MIRAGE
La vie ne tient qu’à un fil
En 2014, Vera, David et leur fille emménagent dans une maison où a vécu Nico Lasarte, un enfant mort en 1989 dans des circonstances tragiques. Ils y découvrent un vieux téléviseur, un caméscope et des cassettes VHS enregistrées par Nico. Lors d’une nuit d’orage, ce dispositif provoque un paradoxe temporel qui permet à Vera de communiquer avec Nico malgré les vingt-cinq ans d’intervalle. Elle peut empêcher le drame d’advenir et bouleverser ainsi le cours des choses…
Sortie le 22 mars 2019 sur Netflix
Rappelez-vous des avertissements du Doc dans "Retour vers le futur" : modifier le passé peut provoquer « une réaction en chaîne qui pourrait déchirer le tissu même du continuum espace-temps ». Depuis ce film culte, le cinéma a multiplié les déclinaisons de ce principe (avec plus ou moins de bonheur) pour confronter divers personnages aux conséquences possiblement démentielles d’une altération du passé.
Quand on a, dès le départ, une posture claire de science-fiction (généralement l’invention d’une machine à voyager dans le temps) ou de merveilleux (souvent un pouvoir magique), le public est plus facilement susceptible d’accepter l’univers fictif qui lui est proposé, sans se poser la question de la vraisemblance. En revanche, il est bien plus périlleux d’utiliser un paradoxe temporel dans un monde relativement réaliste (le nôtre) avec une activation plus ou moins surnaturelle (donc en proposant un récit fantastique au sens strict du terme).
Dans ce genre de cas, pour que le scénario tienne la route, il convient généralement que le paradoxe temporel ne soit finalement qu’un prétexte fictionnel dont on doit oublier en partie la faible crédibilité pour plonger dans les méandres de l’histoire et les tourments des protagonistes. C’est ce qu’avait par exemple bien réussi Germinal Alvarez en 2013 pour son premier long métrage (et toujours unique à ce jour), "L’Autre Vie de Richard Kemp". Et c’est aussi avec talent que l’Espagnol Oriol Paulo réalise cet étonnant "Mirage" – on regrettera au passage le très banal titre français, alors que "Pendant la tourmente" aurait offert une polysémie bien plus adéquate avec le sujet, la créativité et le titre original du film !

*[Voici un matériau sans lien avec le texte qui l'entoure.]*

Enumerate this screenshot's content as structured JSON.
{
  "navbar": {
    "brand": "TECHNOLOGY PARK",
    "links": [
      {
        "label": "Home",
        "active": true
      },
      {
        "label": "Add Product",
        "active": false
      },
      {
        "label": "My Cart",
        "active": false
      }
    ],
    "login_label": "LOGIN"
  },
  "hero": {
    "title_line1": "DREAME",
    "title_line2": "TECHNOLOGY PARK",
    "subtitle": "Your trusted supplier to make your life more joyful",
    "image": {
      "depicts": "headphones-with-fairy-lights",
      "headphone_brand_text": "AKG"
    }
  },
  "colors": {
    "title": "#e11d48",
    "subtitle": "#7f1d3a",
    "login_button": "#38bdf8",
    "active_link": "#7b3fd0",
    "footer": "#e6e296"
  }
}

Si l’on accepte l’incongruité du scénario, c’est d’abord parce que la mise en scène ne tombe pas dans l’erreur récurrente de personnages qui admettent trop facilement la situation. Ici, Vera est longtemps déboussolée par les bouleversements auxquels elle fait face et les autres protagonistes restent déconcertés, perplexes ou agacés par ses réactions ou ses propos, à l’exception d’un troublant jeune inspecteur de police qui la suit étonnamment partout (sans doute le seul élément important pour lequel la réalisation manque de subtilité). Un peu comme dans "La Moustache" d’Emmanuel Carrère, on compatit avec Vera qui est la seule à se rappeler d’un passé dont les autres ne conservent aucun souvenir. C’est d’ailleurs dans notre identification au personnage que se situe l’un des principaux points forts du film. L’aspect fantastique n’est finalement qu’un prétexte pour Oriol Paulo, afin d’interroger les conséquences des choix d’un individu sur sa propre vie ou celle des autres.
Finalement, "Mirage" se rapproche de films comme "Cours, Lola, cours" de Tom Tykwer ou "Peut-être" de Cédric Klapisch : comme dans le film allemand, le destin de Vera dépend d’une seule variation de départ, et comme dans le film français, l’existence d’une descendance tient à une décision très précise qui la rend possible ou non. Ajoutons à cela une mise en scène qui flirte avec le magistral "Ouvre les yeux" et on peut se risquer à affirmer qu’Oriol Paulo est en passe de devenir l’un des nouveaux chefs de file du cinéma de genre à l’espagnole.